Embora seja este o núcleo que mais chama atenção do
espectador comum, afinal não é apenas um diário de sobrevivência, mas prova
de fogo de que, não importa as condições, o homem quererá buscar uma maneira de
não perecer à própria sorte. É assim que Watney decide, enquanto buscará a
possibilidade de contato com a Terra, calcular milimetricamente o passo a passo
de se manter vivo, desfazendo totalmente a ideia de acaso como regência sobre a
vida humana e tornando esta um adorável e bem humorado exercício de precisão técnica
e racional.

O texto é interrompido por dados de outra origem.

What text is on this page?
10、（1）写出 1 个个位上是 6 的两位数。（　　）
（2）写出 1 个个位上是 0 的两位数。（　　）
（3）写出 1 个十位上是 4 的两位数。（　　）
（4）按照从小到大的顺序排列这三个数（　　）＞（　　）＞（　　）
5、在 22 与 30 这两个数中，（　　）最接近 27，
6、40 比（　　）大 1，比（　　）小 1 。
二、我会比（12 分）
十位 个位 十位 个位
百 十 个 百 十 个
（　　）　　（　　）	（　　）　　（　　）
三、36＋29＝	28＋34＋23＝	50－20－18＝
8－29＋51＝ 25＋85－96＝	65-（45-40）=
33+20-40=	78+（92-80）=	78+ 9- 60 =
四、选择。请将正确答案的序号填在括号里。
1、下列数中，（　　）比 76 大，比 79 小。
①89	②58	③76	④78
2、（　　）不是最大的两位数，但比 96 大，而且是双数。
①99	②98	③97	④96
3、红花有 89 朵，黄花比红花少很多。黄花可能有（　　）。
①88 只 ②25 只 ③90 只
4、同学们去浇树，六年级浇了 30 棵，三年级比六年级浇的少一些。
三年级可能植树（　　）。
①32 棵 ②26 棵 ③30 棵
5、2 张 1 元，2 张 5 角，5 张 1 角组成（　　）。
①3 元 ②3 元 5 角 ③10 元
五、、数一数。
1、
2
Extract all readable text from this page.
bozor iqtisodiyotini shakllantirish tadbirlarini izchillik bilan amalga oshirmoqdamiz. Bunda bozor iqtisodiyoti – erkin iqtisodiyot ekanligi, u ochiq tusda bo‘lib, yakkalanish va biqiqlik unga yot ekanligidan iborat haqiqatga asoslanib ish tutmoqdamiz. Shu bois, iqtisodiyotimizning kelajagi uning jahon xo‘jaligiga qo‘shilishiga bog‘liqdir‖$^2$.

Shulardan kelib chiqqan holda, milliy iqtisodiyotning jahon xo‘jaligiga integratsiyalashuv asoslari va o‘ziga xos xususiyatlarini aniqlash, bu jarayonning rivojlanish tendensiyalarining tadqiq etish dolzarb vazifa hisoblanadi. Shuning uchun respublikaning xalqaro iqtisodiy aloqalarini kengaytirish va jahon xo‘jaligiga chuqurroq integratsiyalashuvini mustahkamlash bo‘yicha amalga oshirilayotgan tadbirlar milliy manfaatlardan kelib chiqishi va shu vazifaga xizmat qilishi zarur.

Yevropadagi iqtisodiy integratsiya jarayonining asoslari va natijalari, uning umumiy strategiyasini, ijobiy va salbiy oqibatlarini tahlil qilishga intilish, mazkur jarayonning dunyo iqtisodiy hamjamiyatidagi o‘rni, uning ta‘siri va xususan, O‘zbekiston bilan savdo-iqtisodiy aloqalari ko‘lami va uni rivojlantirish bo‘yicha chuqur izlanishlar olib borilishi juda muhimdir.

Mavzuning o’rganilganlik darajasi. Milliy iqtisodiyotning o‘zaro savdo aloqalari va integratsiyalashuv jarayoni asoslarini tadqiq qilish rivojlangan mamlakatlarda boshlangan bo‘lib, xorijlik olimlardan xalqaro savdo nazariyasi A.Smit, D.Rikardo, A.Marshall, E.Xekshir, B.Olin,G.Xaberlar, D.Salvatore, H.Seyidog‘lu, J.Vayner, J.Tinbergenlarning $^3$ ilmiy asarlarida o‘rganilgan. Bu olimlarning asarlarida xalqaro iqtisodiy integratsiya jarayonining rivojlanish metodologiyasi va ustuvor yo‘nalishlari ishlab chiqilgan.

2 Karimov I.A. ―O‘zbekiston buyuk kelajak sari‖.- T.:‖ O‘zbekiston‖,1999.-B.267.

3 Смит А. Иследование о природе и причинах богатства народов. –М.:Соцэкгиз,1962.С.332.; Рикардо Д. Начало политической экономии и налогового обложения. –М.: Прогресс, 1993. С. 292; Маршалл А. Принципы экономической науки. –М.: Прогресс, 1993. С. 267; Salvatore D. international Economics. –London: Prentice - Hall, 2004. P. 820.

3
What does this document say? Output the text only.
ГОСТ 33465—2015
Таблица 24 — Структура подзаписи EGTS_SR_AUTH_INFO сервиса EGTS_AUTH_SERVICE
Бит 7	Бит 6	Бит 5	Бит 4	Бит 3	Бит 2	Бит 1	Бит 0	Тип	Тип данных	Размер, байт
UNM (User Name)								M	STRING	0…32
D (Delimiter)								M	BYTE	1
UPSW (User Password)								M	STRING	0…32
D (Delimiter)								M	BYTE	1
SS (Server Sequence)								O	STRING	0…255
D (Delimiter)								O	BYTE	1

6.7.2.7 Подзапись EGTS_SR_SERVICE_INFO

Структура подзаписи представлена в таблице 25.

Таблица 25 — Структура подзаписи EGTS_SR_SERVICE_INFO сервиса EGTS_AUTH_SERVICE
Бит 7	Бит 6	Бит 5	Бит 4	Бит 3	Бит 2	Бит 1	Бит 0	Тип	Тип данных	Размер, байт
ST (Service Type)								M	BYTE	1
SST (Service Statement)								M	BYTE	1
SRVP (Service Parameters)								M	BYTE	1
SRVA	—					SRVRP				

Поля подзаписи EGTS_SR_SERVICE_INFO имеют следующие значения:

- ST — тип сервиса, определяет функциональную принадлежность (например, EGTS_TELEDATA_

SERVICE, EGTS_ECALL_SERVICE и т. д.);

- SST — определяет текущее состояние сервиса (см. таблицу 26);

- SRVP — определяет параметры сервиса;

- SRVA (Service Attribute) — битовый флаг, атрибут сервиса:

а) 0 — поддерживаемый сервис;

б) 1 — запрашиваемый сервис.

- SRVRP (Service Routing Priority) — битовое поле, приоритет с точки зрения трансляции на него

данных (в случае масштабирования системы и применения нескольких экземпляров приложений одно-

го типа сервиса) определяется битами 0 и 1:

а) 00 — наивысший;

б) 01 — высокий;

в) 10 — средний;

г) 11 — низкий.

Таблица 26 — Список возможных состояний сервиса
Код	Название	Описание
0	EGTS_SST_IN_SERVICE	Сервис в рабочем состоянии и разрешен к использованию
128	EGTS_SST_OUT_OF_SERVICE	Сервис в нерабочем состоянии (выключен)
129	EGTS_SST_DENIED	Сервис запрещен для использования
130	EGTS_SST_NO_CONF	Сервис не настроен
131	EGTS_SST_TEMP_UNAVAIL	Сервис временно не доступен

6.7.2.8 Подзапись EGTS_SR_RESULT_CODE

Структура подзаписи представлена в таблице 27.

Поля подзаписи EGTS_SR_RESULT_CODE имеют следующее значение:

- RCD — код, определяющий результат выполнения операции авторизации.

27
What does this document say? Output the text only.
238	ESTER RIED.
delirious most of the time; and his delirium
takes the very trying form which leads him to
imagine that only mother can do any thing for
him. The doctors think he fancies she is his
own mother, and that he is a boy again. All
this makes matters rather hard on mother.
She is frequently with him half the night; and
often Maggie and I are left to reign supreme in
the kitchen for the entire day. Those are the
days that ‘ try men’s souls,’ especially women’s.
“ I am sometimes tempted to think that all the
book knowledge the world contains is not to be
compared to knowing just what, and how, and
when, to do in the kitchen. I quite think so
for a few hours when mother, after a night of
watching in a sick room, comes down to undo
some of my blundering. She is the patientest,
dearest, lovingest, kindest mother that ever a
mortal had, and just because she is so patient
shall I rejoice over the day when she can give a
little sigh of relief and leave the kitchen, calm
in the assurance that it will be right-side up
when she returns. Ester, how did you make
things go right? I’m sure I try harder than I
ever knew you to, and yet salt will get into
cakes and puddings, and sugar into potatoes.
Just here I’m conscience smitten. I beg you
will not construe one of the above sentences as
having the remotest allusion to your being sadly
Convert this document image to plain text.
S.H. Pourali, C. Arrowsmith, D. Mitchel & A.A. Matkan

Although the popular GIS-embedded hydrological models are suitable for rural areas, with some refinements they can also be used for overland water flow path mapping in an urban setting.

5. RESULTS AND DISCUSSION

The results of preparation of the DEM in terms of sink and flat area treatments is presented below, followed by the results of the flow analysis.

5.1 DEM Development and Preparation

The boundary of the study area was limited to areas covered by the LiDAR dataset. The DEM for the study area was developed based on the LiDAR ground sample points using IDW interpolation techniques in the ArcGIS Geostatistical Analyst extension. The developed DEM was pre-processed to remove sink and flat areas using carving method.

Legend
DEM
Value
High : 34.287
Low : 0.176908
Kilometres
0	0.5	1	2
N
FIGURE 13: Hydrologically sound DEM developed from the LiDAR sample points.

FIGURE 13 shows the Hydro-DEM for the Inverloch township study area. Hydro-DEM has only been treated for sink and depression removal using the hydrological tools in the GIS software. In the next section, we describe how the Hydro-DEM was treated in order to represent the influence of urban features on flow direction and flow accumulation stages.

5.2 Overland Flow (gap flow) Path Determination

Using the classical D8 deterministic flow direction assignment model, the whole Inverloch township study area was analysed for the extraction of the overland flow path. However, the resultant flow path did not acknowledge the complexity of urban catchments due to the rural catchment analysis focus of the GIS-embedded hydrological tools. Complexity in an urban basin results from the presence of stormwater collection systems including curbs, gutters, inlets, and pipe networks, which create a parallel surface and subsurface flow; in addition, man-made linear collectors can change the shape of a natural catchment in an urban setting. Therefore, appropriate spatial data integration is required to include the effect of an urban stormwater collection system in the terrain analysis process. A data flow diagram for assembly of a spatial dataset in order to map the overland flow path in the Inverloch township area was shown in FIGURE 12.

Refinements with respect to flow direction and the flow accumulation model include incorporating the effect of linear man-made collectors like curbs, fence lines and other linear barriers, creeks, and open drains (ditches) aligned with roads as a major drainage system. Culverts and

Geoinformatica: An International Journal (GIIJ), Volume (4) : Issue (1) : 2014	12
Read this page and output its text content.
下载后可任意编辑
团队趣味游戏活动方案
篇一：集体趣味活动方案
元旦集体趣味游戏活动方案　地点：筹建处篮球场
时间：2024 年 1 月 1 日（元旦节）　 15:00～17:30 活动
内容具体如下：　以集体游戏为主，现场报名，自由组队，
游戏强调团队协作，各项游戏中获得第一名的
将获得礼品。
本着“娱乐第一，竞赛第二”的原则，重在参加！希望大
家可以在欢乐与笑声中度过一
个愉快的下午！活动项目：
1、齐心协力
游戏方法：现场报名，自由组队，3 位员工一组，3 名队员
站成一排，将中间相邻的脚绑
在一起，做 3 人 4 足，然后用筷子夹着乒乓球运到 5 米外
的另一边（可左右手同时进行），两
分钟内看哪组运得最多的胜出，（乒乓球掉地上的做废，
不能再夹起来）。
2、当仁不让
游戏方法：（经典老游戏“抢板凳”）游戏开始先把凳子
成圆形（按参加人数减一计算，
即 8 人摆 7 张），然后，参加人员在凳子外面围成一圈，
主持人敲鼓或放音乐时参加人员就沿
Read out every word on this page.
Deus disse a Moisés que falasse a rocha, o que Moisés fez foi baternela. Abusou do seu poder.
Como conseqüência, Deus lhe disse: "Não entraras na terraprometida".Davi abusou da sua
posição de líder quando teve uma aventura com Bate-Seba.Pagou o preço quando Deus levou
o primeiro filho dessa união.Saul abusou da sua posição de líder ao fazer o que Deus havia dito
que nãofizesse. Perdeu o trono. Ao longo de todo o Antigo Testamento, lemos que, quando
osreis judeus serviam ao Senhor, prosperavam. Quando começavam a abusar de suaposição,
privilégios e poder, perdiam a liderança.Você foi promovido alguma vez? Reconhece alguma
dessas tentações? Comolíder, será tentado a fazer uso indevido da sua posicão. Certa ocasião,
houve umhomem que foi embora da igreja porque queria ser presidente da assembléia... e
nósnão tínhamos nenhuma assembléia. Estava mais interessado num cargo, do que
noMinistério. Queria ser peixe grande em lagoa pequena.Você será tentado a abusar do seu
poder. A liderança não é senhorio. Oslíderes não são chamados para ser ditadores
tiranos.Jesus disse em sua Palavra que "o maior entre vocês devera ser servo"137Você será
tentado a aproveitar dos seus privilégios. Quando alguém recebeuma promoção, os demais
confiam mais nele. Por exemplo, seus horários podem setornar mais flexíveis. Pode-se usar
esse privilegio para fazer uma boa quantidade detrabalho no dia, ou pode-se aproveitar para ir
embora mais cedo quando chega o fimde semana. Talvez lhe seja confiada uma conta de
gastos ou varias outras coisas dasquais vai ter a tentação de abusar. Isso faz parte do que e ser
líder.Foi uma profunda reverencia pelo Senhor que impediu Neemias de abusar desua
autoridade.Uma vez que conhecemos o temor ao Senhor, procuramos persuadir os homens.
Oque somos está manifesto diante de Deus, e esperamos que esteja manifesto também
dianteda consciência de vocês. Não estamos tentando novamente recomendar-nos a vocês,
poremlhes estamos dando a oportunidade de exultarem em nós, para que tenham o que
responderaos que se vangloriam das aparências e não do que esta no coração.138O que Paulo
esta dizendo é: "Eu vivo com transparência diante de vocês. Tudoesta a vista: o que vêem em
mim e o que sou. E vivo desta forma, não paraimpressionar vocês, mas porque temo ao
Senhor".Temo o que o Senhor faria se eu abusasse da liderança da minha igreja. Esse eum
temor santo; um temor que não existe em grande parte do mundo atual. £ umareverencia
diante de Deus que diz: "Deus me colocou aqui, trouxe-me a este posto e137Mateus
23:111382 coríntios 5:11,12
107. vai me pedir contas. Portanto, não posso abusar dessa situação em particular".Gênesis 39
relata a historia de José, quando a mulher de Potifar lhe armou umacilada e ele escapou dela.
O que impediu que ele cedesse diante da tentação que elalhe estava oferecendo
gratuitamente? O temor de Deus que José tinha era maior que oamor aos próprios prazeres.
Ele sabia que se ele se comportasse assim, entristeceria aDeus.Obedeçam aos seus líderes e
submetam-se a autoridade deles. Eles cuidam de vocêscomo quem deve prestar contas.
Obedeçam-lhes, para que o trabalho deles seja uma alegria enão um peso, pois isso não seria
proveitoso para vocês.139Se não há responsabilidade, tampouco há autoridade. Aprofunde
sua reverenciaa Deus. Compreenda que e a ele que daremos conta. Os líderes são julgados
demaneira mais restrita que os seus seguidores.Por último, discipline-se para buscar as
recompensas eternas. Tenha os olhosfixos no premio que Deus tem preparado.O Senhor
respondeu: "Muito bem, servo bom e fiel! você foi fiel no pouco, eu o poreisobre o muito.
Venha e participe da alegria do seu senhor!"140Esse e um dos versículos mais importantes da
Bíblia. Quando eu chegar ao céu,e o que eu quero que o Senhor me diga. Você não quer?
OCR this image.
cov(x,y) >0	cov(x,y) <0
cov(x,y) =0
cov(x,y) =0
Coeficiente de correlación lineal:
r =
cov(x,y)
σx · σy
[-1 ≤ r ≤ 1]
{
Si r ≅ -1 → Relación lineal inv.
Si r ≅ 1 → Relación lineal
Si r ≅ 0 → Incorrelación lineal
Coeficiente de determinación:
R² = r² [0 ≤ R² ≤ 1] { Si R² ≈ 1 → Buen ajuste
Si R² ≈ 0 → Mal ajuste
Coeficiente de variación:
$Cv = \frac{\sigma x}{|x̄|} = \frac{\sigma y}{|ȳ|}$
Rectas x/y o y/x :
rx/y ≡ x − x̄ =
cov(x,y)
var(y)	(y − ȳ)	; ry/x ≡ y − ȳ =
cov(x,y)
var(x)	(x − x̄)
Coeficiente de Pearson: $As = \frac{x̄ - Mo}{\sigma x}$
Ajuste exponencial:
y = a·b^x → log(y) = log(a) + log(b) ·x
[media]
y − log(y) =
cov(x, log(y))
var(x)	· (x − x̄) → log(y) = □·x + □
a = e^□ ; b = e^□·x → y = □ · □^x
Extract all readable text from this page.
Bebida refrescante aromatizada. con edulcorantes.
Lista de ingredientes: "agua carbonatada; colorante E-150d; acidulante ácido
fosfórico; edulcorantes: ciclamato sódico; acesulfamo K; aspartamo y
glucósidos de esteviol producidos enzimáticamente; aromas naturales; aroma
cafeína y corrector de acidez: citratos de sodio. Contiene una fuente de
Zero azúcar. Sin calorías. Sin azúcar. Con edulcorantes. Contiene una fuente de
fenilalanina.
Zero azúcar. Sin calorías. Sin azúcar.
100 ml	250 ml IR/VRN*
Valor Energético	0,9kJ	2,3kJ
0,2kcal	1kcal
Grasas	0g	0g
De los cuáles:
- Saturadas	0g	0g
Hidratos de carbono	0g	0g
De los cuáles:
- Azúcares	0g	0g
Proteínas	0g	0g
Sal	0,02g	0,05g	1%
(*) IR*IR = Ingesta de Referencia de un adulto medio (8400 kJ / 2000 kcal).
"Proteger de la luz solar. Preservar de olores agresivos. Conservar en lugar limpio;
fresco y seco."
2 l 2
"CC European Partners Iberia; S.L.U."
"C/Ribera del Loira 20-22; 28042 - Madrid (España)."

Imprevistos acontecem – sim, eles estão por toda parte – mas, uma
maneira de resistir é, primeiro, torná-los problemas e decidir-se por
resolvê-los rapidamente e, segundo, acreditar que a criatividade humana, a
mesma capaz de levar um homem a Marte, deve estar a serviço em ocasiões aparentemente menores, como as dessa
natureza.
Chama atenção, a maneira como os protocolos da ciência foram incorporados ao filme com uma propriedade muito realista e bem-humorada; nesse sentido, a atuação de Matt Damon é fundamental para fazer da piada desenxabida do estadunidense em coisa palatável ao gosto diverso do humor. E a construção da fotografia de Marte, certamente marcada pela extensa galeria de imagens reais que agora temos da superfície da atmosfera do planeta.
Além das questões
próprias do enredo de ficção cientifica e das questões técnicas, é notável como Ridley Scott coloca em
relevo alguns temas ainda caros ao homem: sua grandiosidade plasmada
nos grandes feitos e sua recorrente fragilidade; a impossibilidade de, diante
do grandioso, não conseguir se fiar apenas na sua capacidade em encontrar
a saída necessária ou a necessidade quase constante de a querença da entidade
divina que lhe permita penetrar na sua grandiosidade, tal como um Ulisses entregue
ao mar tenebroso e dependente do favor dos deuses; a revisão do tema da coletividade, quando juntos a
fragilidade torna-se uma questão acessória; ou, ainda a revalidação da frase “quem
tem amigos tem tudo”.
E são estas últimas características que tornam o filme grandioso
porque recobra no interior de toda nossa habilidade a necessidade de não nos
descuidarmos do nosso bem maior: o que nos faz o humano que somos não está na
capacidade da mera descoberta científica ou da grandiosidade do feito, mas nas
atitudes que ora reconhecem nossa limitação ante o desconhecido ora a constatação
de que a essência individualista, muito em voga nesses tempos difíceis, representa
uma grande destituição de toda capacidade que alcançamos com a ciência.